So, I am a bit overwhelmed by being 4 weeks out from the marathon. Could be a number of things- I knew this time of year was going to be craaaazy with kids schedules, weekend tournaments, every other thing on the calendar, band stuff, other school stuff, my work stuff, etc. So, I am just feeling a bit like I am drowning….and also very tired. I should be fatigued from the training, but I’m also making sure I’m not going too far overboard, etc. I am wondering if it is partially allergies?
I have one very long to do before I start stepping down. This Sunday will be a long run and I am hoping it goes well. Unfortunately also playing mind games with myself with a bit of fear of if it doesn’t.
I realized today that part of the fatigue is that I’ve been doing basically ONLY running. I got on the bike today to do a workout that wasn’t so intense on my body as the running- and it felt so good to do a low intensity bike… I look forward to the weather getting warmer and getting outdoors on my bike!

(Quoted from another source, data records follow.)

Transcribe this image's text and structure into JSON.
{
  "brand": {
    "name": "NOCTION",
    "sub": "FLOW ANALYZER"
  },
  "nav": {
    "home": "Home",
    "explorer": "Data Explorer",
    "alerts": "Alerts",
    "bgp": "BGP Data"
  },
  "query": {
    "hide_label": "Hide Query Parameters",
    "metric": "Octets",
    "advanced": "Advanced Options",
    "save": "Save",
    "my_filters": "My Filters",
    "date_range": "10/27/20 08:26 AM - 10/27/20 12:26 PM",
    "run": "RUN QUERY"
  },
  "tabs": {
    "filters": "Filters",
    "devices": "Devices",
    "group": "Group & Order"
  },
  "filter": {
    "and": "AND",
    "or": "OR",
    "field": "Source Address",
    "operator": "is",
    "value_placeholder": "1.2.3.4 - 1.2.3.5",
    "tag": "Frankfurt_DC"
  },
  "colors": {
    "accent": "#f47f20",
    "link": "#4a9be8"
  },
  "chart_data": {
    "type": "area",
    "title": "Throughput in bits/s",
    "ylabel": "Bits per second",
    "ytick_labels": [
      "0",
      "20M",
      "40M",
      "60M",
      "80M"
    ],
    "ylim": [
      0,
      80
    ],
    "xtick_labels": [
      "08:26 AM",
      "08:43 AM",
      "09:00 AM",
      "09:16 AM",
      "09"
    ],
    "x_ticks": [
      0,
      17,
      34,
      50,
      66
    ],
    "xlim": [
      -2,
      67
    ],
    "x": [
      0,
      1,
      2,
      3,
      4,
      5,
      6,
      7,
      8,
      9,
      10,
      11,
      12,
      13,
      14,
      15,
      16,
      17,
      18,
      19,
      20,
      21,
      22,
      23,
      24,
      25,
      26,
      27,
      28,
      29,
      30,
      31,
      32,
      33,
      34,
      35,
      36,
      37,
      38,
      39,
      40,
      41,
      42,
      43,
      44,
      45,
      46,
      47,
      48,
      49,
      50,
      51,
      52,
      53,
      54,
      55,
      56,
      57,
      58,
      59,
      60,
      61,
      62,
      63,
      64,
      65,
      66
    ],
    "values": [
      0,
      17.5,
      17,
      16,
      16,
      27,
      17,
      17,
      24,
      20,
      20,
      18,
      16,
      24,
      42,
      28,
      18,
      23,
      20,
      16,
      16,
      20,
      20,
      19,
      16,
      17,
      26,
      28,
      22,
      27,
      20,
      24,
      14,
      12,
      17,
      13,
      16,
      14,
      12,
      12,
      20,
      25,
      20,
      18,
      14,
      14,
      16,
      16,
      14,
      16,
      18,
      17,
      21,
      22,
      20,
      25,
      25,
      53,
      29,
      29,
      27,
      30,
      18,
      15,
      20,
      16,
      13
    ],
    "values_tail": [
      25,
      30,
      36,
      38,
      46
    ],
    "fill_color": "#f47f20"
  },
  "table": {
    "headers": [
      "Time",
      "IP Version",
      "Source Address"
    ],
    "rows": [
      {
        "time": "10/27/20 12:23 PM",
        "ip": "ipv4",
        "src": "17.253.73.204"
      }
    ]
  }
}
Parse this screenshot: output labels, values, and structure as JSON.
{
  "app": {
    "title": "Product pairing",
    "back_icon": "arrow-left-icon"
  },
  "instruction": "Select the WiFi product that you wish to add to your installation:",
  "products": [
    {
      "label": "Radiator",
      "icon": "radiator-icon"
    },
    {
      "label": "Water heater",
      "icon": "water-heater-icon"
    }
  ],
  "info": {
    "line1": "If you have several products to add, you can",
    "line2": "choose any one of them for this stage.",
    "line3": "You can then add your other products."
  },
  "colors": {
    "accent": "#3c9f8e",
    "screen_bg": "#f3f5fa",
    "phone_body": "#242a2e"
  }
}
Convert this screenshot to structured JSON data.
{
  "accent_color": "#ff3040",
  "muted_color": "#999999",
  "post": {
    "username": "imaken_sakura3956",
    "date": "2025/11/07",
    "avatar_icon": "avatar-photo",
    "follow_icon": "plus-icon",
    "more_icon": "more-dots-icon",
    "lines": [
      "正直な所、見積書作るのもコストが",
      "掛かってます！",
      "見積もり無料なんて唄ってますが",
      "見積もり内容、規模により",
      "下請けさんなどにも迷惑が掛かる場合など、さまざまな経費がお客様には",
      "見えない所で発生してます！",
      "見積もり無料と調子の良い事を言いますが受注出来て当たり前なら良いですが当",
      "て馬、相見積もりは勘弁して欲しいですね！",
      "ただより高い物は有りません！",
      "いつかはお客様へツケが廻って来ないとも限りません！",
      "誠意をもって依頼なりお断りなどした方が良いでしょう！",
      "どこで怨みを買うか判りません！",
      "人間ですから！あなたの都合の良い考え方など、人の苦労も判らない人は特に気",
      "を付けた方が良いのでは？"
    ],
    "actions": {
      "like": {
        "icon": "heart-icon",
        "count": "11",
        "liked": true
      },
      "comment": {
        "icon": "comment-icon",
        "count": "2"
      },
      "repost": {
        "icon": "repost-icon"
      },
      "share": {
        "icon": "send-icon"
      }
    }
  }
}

I’m also reminding myself that while I am “worried” about the race- I just haven’t done this distance in so long, that it is all about FUN, being OUT THERE on the course- on my bucket list course! And I do truly feel lucky every single run I do to be healed in my back and hip enough to do what I am doing!!! I am so thankful!
It is big in my heart to feel fully accepting that my races this year are all about progress instead of perfection. I don’t need to place any pressure on myself to go fast because I am truly just lucky to be healthy and participating. That is fully my joy to enjoy my training process and the fulfillment of the process on race day!